The eggs and paralarvae of pygmy zebra octopuses are very different from the kinds of farms that are hoping to take advantage of them.

She said thatOctopuses have different universes of reproduction.

A small number of large eggs, about the size of a pea, are produced by the Pygmy zebra octopus.

Hundreds of thousands of small eggs are produced by the common and the day octopus.

Their high yield makes them desirable. Nobody knows how to keep these small hatchlings alive.

The facility was trying to figure out what the paralarvae hatchlings eat, according to Joyner. The paralarvae was kept alive for only 13 days after hatching.

The guys are roughly the size of a half a grain of rice. She said that they are very small and picky. They like to eat small live foods. We don't know what that is at the moment.

The would-be farmers have other problems.

If you put two of those guys together in a tank, they will kill each other. The product would be ruined by that.

Live food such as fish, crabs and clams is important for the survival of the octopus.

"Octopuses are very good at distinguishing between right and wrong," said Peter Tse. They only want to eat dead things.

Pollution is the issue. There are high levels of Nitrogen and Phosphor in the water. In a sensitive place like Hawaii, that dirty water can do some damage.

The ethical question of whether highly intelligent creatures should be kept in sterile tanks for the rest of their lives is problematic.

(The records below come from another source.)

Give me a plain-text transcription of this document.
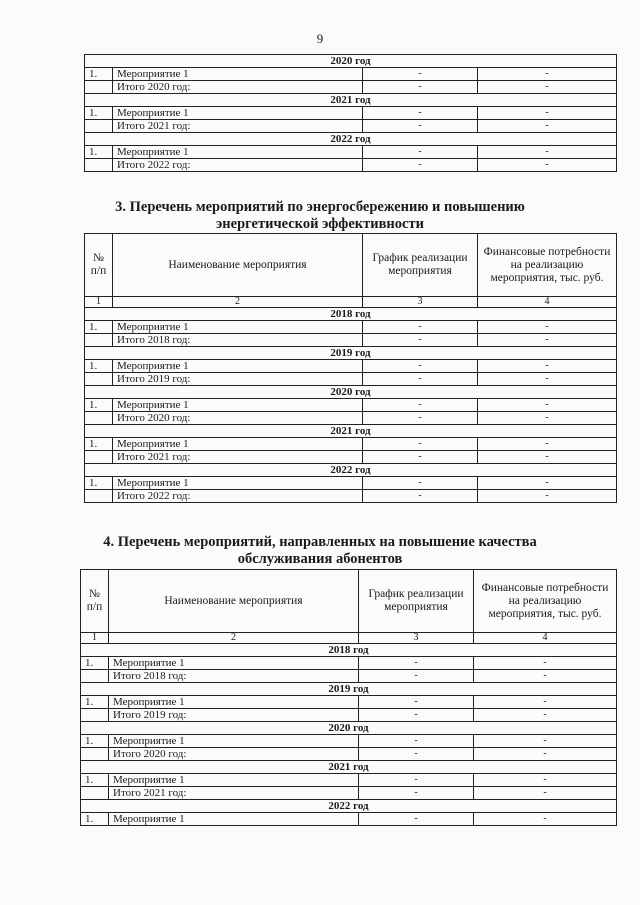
9
2020 год			
1.	Мероприятие 1	-	-
	Итого 2020 год:	-	-
2021 год			
1.	Мероприятие 1	-	-
	Итого 2021 год:	-	-
2022 год			
1.	Мероприятие 1	-	-
	Итого 2022 год:	-	-
3. Перечень мероприятий по энергосбережению и повышению
энергетической эффективности
№ п/п	Наименование мероприятия	График реализации мероприятия	Финансовые потребности на реализацию мероприятия, тыс. руб.
1	2	3	4
2018 год			
1.	Мероприятие 1	-	-
	Итого 2018 год:	-	-
2019 год			
1.	Мероприятие 1	-	-
	Итого 2019 год:	-	-
2020 год			
1.	Мероприятие 1	-	-
	Итого 2020 год:	-	-
2021 год			
1.	Мероприятие 1	-	-
	Итого 2021 год:	-	-
2022 год			
1.	Мероприятие 1	-	-
	Итого 2022 год:	-	-
4. Перечень мероприятий, направленных на повышение качества
обслуживания абонентов
№ п/п	Наименование мероприятия	График реализации мероприятия	Финансовые потребности на реализацию мероприятия, тыс. руб.
1	2	3	4
2018 год			
1.	Мероприятие 1	-	-
	Итого 2018 год:	-	-
2019 год			
1.	Мероприятие 1	-	-
	Итого 2019 год:	-	-
2020 год			
1.	Мероприятие 1	-	-
	Итого 2020 год:	-	-
2021 год			
1.	Мероприятие 1	-	-
	Итого 2021 год:	-	-
2022 год			
1.	Мероприятие 1	-	-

The federal government doesn't consider squid and cuttlefish to be animals in the United States.

Two years ago, a group of legal scholars sent a petition to the National Institutes of Health, asking them to classify the cephalopods as animals. Although Canada, the European Union, the United Kingdom, Australia and New Zealand have laws to protect them, they are not protected in the US.

There needs to be more regulation on what people are doing with animals. It can be for research. Whatever it is for food production. It could be either entertainment or something else. Kathy Hessler is the director of the animal legal education initiative at George Washington University Law School.

The current lack of legal protections leaves the octopuses vulnerable to being mistreated and abused.

There isn't a lot of information about veterinary treatment for animals. There isn't much about pain relief or humane slaughter. None of the things we've seen in the last 20 years have been established for the cephalopod.

When we think about what is the right way to keep an animal in captivity, it's important that the environment replicates the complexity of the animal.

She doesn't see much evidence that the animals are getting the stimulation and enrichment they need.

She thought it looked like a straight-up tourist attraction.